UT’s complaint alleges that HRSA’s May 17 letter is arbitrary, capricious, an abuse of discretion and in violation of the Federal Administrative Procedure Act, as well as a violation of the 340B statute.  UT asks the court to declare 1) that the 340B statute does not require manufacturers to provide 340B discounts to contract pharmacies, 2) that UT’s contract pharmacy policy is fully compliant with the 340B statute, 3) that UT should not be subject to civil monetary penalties, and 4) that the May 17 letter is unlawful.  UT further asks the court to vacate the May 17 letter and prohibit HHS from taking any enforcement action against UT.
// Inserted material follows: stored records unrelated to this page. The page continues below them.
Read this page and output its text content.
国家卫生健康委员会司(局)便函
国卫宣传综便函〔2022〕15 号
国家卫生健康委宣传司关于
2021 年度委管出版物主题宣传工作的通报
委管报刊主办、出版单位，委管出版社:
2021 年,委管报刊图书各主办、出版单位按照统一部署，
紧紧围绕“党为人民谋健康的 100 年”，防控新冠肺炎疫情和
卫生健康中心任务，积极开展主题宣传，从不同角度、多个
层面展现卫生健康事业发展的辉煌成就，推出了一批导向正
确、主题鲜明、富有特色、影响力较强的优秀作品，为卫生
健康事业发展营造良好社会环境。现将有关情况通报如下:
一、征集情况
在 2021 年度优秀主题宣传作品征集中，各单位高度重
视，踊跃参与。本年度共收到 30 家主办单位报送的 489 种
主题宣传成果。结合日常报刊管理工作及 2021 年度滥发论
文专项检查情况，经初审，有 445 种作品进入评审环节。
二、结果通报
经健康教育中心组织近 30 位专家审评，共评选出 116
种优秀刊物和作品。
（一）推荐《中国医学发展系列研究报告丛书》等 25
Similar to the other manufacturer lawsuits, UT bases its allegations on the argument that the contract pharmacy program “creates a massive revenue stream for national for-profit pharmacy chains” and that growth in contract pharmacy arrangements has led to risks in the integrity of the 340B program.  However, UT fails to explain that covered entities provide massive amounts of uncompensated or undercompensated care and other safety net services by virtue of 340B savings and revenue, much of which is obtained through contract pharmacy arrangements.

UT is the second manufacturer to file a lawsuit in the DC District Court.  On May 31, Novartis filed a lawsuit in the same court and the cases are assigned to the same judge.   The judge determined that it would be most efficient to consider motions filed in both lawsuits simultaneously.  The judge ordered attorneys from Novartis and UT to meet and report to the court: (1) whether the two manufacturers will consent to consolidating their motions for a preliminary injunction with an expedited ruling on the manufacturers’ cross-motions for summary judgment; and (2) if so, whether the current briefing schedules should be modified.